The course is offered in conjunction with the 2025-26 Core Program at the UCLA 17th- and 18th-century Studies. Students will be well prepared with the relevant historiographies after taking this course and are encouraged to attend the conferences.

*HIST 204A: Departmental Seminar: Approaches, Methods, Debates, Practices (*required for first year students) Prof. K. Terraciano T, 2pm-4:50pm Required of all first-year departmental graduate students. Introduction to range of important methodological approaches and theoretical debates about writing of history that are influential across fields, geographical contexts, and temporal periods to stimulate conversation and connection across fields, inviting students to think collectively and expansively about study and praxis of history. Introduction to sampling of scholarship produced by department faculty members with whom students may work.
HIST 213A – History of Women, Men, Sexuality Prof. K. Marino W, 2pm-4:50pm Seminar, three hours. Readings include historiography and theory, as well as classic and new historical studies drawn widely from U.S., European, Latin American, Middle Eastern, and Asian history to have diversity of interests and perspectives represented and discussed. S/U or letter grading.
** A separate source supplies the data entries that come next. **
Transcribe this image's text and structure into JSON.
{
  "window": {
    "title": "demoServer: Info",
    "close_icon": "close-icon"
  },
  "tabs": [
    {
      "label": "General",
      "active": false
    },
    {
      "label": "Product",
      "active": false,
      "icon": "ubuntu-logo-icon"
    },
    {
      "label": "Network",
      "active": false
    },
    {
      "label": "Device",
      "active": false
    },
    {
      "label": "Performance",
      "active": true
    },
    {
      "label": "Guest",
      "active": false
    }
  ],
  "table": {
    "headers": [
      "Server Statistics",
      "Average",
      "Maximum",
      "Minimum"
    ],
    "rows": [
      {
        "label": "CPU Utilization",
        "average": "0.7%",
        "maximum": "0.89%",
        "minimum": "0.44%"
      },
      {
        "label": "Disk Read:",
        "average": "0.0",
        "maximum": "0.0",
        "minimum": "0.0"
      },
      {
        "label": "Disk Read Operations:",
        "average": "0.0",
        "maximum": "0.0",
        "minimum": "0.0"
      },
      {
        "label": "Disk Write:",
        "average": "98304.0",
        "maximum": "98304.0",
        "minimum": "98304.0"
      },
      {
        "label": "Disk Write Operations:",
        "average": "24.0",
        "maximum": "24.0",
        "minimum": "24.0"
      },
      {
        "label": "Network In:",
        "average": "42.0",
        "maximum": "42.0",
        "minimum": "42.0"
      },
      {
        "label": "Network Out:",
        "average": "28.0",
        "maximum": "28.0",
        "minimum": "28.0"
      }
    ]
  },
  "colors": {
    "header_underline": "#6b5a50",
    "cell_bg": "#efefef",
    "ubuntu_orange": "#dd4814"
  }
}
HIST M218 – Paleography of Latin and Vernacular Manuscripts, 900 to 1500 Prof. M. Fisher Thrs, 2pm-4:50pm Lecture, three hours; discussion, two hours. Introduction to history of Latin and vernacular manuscript book from 900 to 1500 to (1) train students to make informed judgments with regard to place and date of origin, (2) provide training in accurate reading and transcription of later medieval scripts, and (3) examine manuscript book as witness to changing society that produced it. Focus on relationship between Latin manuscripts and vernacular manuscripts with regard to their respective presentation of written texts. S/U or letter grading.
HIST M299 – Interdisciplinary American Studies Prof. U. McMillan T, 12pm-2:50pm Discussion, four hours. Readings, discussion, and papers on common theme, team-taught by faculty members from different departments. Topics vary according to participating faculty. May be repeated for credit with consent of instructors. S/U or letter grading.